A possible generic specification of a extraction function using jsoup that can retrieve generic url's and items (or both, or either, or none) could be defined as follows. It's functional, and idiomatic afaik. Please provide comments if it can be improved.
import org.jsoup.nodes.Document
object ExtractorTraits {
case class UrlPair[T](data: String, payload: Option[T])
case class ResultPair[T,U](items: Option[Seq[T]],urls: Option[Seq[UrlPair[U]]] = None)
trait ItemExtractorTrait[I,C] {
type ExtractedType = I
type RetType = Option[Seq[ExtractedType]]
type ExtractorFunction = (Document,Option[C]) => RetType
def apply : ExtractorFunction
}
class ItemExtractor[I,C](extract_item : ItemExtractorTrait[I,C]#ExtractorFunction = (doc : Document,c: Option[C]) => None)
extends ItemExtractorTrait[I,C] { val apply = (doc: Document, ctxt: Option[C]) => extract_item(doc,ctxt) }
trait UrlExtractorTrait[U,C] {
type UrlPayload = U
type RetType = Option[Seq[UrlPair[U]]]
type ExtractorFunction = (Document,Option[C]) => RetType
def apply : ExtractorFunction
}
class UrlExtractor[U,C](extract_url : UrlExtractor[U,C]#ExtractorFunction = (doc:Document,c : Option[C]) => None)

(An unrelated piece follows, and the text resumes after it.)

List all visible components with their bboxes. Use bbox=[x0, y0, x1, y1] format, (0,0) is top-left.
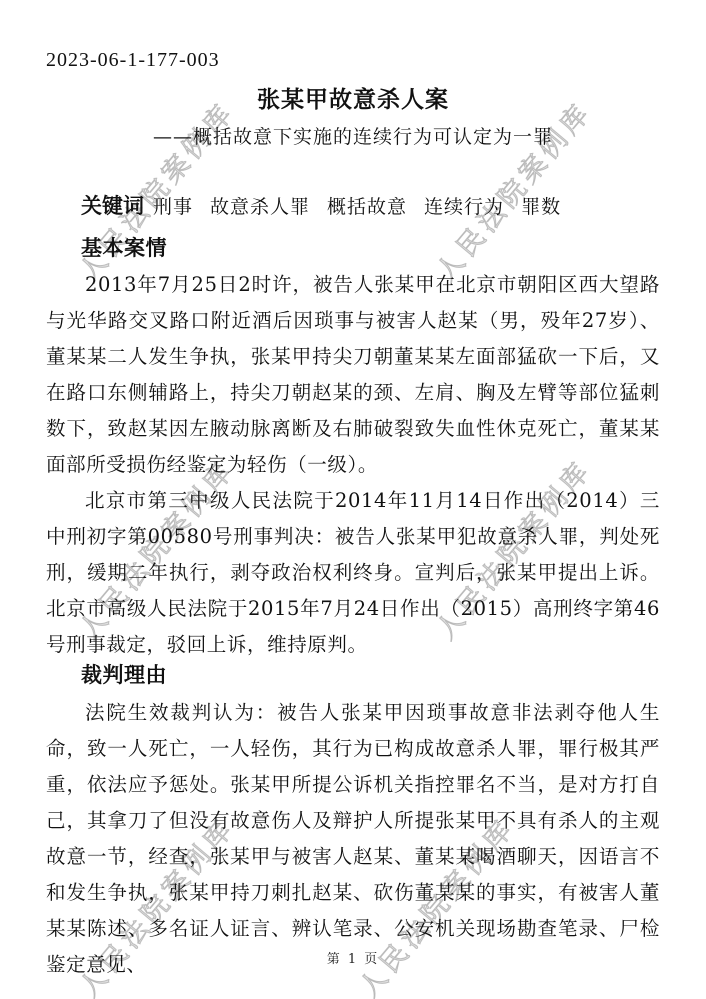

extends UrlExtractorTrait[U,C] { val apply = (doc: Document, ctxt: Option[C]) => extract_url(doc,ctxt)}
trait ExtractorTrait[I,U,C] {
type RetType = ResultPair[I,U]
type ExtractorFunction = (Document, Option[C]) => RetType
def apply : ExtractorFunction
}
class Extractor[I,U,C] (item_extractor: ItemExtractorTrait[I,C]#ExtractorFunction = new ItemExtractor[I,C]().apply,
url_extractor: UrlExtractorTrait[U,C]#ExtractorFunction = new UrlExtractor[U,C]().apply) extends ExtractorTrait[I,U,C] {
val apply = (doc: Document, ctxt: Option[C]) => ResultPair[I,U](item_extractor(doc,ctxt),url_extractor(doc,ctxt))
}
}
edit
Split the function traits up so they can be worked with separately.
edit2
extractors now have context